水曜日, 11月 24, 2010

中国におけるアナキズム:メモ(改訂版)

中国におけるアナキズムは老子の『道徳経』に始まるという人もいる(1)。その場合「小国寡民」などはその代表的主張だといえる(2)。
ただし、より自覚的なそれは1900年以降だとするのが現実的だろう。師復(初期にはテロを志向したがのちに転回)という人物が影響力を持ったという(3)。

師復


中国共産党を作った毛沢東は、スノーとの対話でアナキズムを研究したと語っているし(4)、「小組織、大連合」という1921年の毛沢東のキャッチフレーズ(5)は、アナキストとの連携を意図するものだった。そもそも孫文の時代はアナキズムと共産主義は未分化だったようだ。

毛沢東とともに中国共産党を作った李大釗と胡適(デューイの弟子で、武田泰淳には「E女史の柳」という胡適をモデルの短編小説がある)は「問題と主義」という論争を1919年にしている(6)。

李大劉

胡適

これなどは(主義と無主義の闘いと思われていても)実質的には政治革命と社会革命との論争であって、政治革命の側が勝ち胡適が負けたことになっているが、社会革命の可能性が当時の中国にあったことを逆に語っているのである。

なお、(中国共産党の創始者の一人とはいえ)、李大钊も「战争与人口问题」という論文でプルードン(Proudhon=普鲁东, 普魯東)を引用しているのは特筆すべきだ(「Proudhon氏“战争乃饥馑之子”之言」(7))。
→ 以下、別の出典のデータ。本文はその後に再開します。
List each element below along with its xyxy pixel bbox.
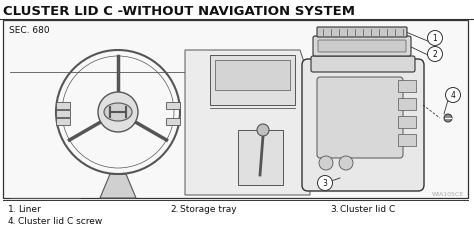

これは初期中国共産党がアナキズムからも学んでいたことを示すものだからだ。

また、前出の師復からの影響は、アナキズム陣営が1920年にアナボル論争を李大釗と並んで中国共産党の創設メンバーである陳独秀とおこなうまでになった(日本でも同時期の1919から1922年にかけてアナボル論争があった(3))。こうした論争の意義はあらためて見直すべきだろう(8)。

陳独秀

この時期ボルシェビキズムへ傾斜した主流派となる李大釗と陳独秀側と、そこから離れる胡適(白話文=口語運動に傾注した)といったように、啓蒙主義的な雑誌『新青年』執筆者内部で分裂があったことになる(『狂人日記』を『新青年』に発表した魯迅や周作人もまたも主流派から離れてゆく)。
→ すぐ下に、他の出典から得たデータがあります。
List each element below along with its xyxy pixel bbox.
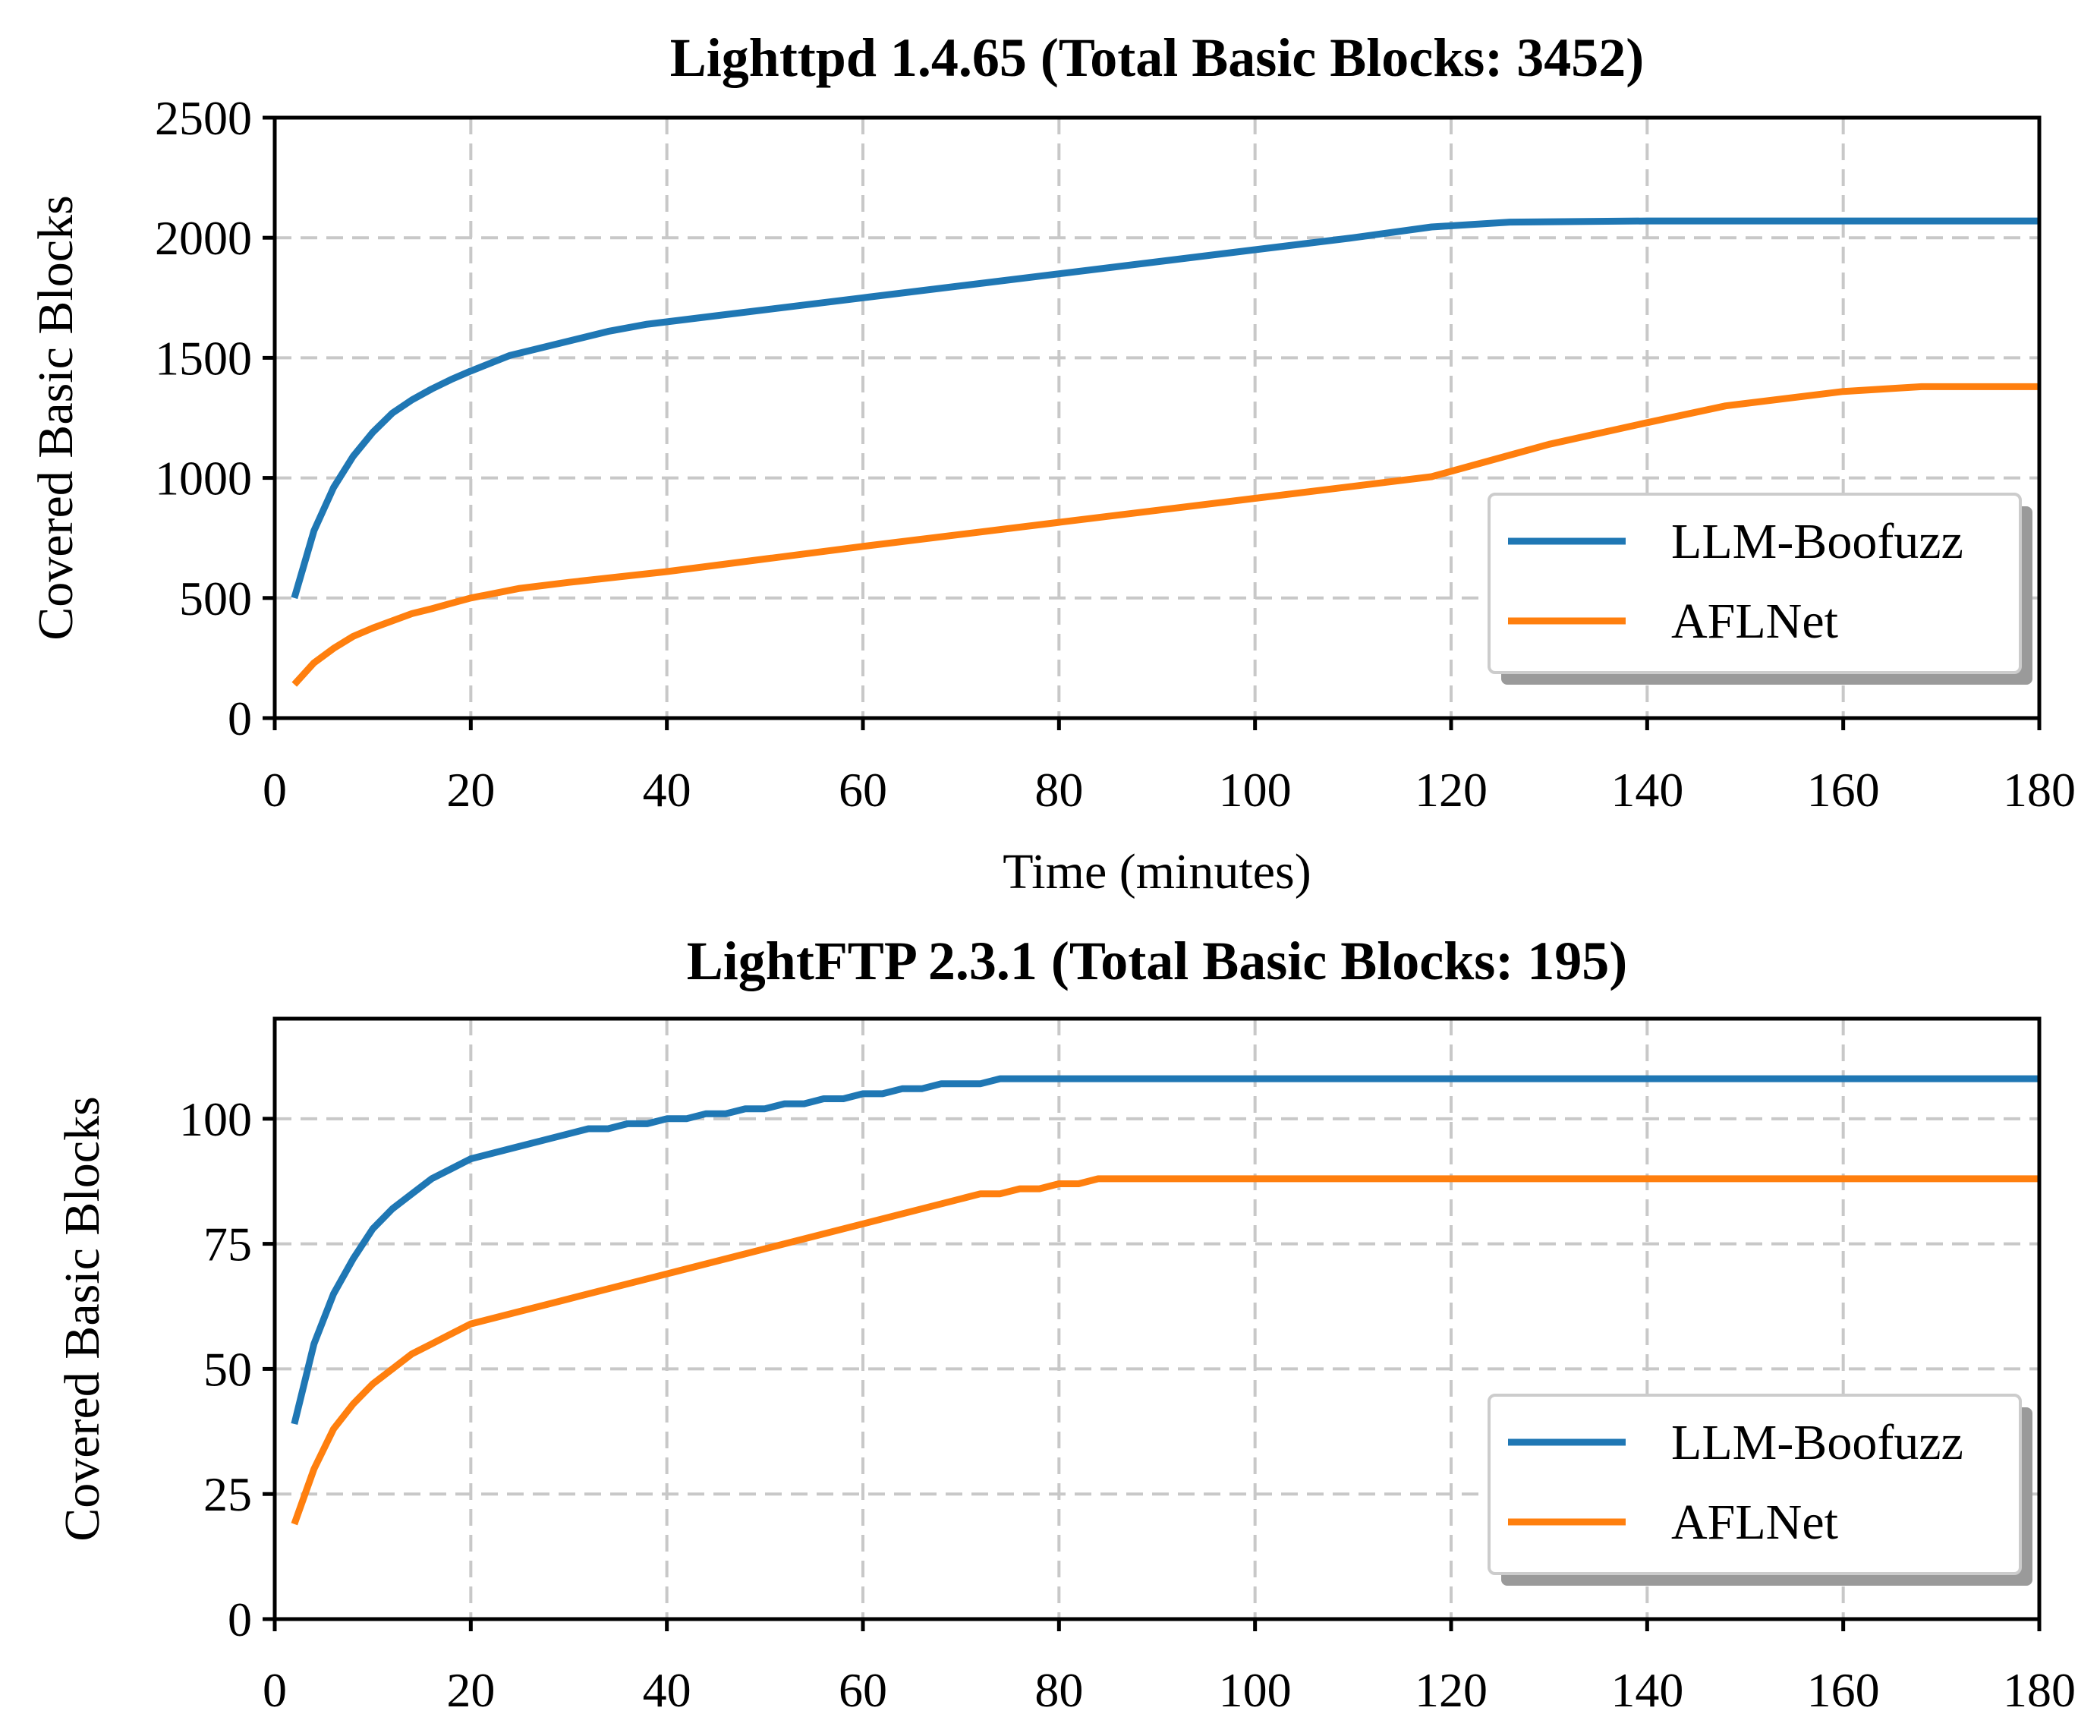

国際的なネットワークに目を向けると、1903年に『無政府主義』を出版した張継というアナキストなどは、日本に留学したことをきっかけに大杉栄などと交流があったらしい(8)。
20世紀初頭においては中国人アナキストはパリと東京を2大拠点にしていたそうだ(パリグループは教育を重視し「無政府主義は教育を以て革命とする」(8、p31)と主張した)。
ちなみに、魯迅や李大釗らが日本に留学していたことは知られているが、アナキズム側のそうした状況はあまり知られていない。

情報技術のすすんだ現代において、こうした交流がないのは逆に不自然だ。
巴金などの私小説作家をアナキストとする考え方もあるし(大杉栄の追悼文を書いている巴金は(9)、巴金というペンネームの金はクロポトキン(10)のキンからとったという。)、産業民主主義をアナキズムとする見方もある。

巴金

今の中国共産党を批判する前に、こうした幅広い見方を持ったうえで、 中国共産党が転覆した後に備えて、今から民主的な中国人とのパイプを民間で探しておいた方がよいだろう。
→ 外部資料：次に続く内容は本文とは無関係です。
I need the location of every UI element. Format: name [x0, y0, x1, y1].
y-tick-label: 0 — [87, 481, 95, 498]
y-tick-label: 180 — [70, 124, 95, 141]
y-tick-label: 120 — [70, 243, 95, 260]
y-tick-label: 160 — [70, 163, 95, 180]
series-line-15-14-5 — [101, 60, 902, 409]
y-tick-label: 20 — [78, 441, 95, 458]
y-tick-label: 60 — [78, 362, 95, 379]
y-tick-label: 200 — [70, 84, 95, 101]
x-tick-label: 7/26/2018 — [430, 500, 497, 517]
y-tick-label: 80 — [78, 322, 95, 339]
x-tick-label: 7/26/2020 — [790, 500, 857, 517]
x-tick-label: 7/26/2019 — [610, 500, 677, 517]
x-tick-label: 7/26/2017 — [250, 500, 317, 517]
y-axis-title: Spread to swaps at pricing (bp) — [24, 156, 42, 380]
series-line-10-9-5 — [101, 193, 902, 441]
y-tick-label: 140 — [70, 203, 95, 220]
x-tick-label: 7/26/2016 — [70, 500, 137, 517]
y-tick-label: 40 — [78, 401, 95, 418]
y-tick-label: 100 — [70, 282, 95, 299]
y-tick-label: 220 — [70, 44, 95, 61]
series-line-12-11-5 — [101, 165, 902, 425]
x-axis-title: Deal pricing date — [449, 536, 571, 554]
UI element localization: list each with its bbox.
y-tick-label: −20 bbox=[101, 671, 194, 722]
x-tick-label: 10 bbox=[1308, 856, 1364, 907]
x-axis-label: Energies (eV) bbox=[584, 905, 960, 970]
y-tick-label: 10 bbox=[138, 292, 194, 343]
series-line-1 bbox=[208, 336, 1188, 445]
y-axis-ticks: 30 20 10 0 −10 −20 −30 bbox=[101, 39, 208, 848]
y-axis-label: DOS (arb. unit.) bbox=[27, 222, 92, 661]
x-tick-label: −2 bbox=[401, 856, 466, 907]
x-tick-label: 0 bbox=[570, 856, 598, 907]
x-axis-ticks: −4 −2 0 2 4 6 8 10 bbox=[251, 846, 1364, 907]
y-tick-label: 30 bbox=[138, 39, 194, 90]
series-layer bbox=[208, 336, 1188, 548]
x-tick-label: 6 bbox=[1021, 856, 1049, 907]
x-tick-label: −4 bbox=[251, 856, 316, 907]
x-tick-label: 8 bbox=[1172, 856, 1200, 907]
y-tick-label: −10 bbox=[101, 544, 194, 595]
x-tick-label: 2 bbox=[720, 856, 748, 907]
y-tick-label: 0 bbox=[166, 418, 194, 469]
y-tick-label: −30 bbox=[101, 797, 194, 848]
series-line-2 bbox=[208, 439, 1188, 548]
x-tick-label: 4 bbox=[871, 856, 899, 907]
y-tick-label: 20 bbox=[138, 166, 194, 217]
1)中国の古典にアナキズムの根拠を見出すのは雑誌「天義報」周辺の考え方。参照:『清末民国初政治評論集』(平凡社)
2)『中国アナキズムの影』(玉川信明、三一書房)
3)『中国黒色革命論 師復とその時代』(嵯峨隆、社会評論社)
4)『中国のアナキズム運動』スカラピーノ著丸山松幸訳、紀伊国屋書店)
↑訳者による解説が有益。
5)一九二一年十一月二十一日‥‥他們接受毛澤東“小組織大聯合”的主張,先後成立了土木、機械、印刷等十多個工會。勞工會從此進入了新的發展時期。
http://www.people.com.cn/BIG5/shizheng/8198/30446/30449/2182246.html
6)『中国マルクス主義の源流』(メイスナー著丸山松幸訳、平凡社)。なお、李大釗との論争は西順三・島田虔次編訳『清末民国初政治評論集』(平凡社、1971)において伊藤昭雄訳で参照することが可能。
7)1917年、李大钊がプルードン(Proudhon=普鲁东, 普魯東を引用している(「Proudhon氏“战争乃饥馑之子”之言」)を引用した「战争与人口问题」という論文は以下。
http://cpc.people.com.cn/GB/69112/71148/71151/4848664.html
8)陳独秀に関しては以下(孫文の強権性とロシア革命の重要性が指摘されている)。
http://www.interq.or.jp/leo/sinter/old/pow125.htm
(五四運動期のアナキズムに関しては野原四郎著『アジアの歴史と思想』が詳しい。)
9)参照:嵯峨隆氏の中国アナキスト関連HP第16話 大杉栄
10)中国のアナキズムもバクーニン、クロポトキンの影響が強く、プルードンの影響は少ない。パリに留学した中には例外↓もあったというが中国本国にはあまり影響がない(『中国アナキズム運動の回想』472頁)。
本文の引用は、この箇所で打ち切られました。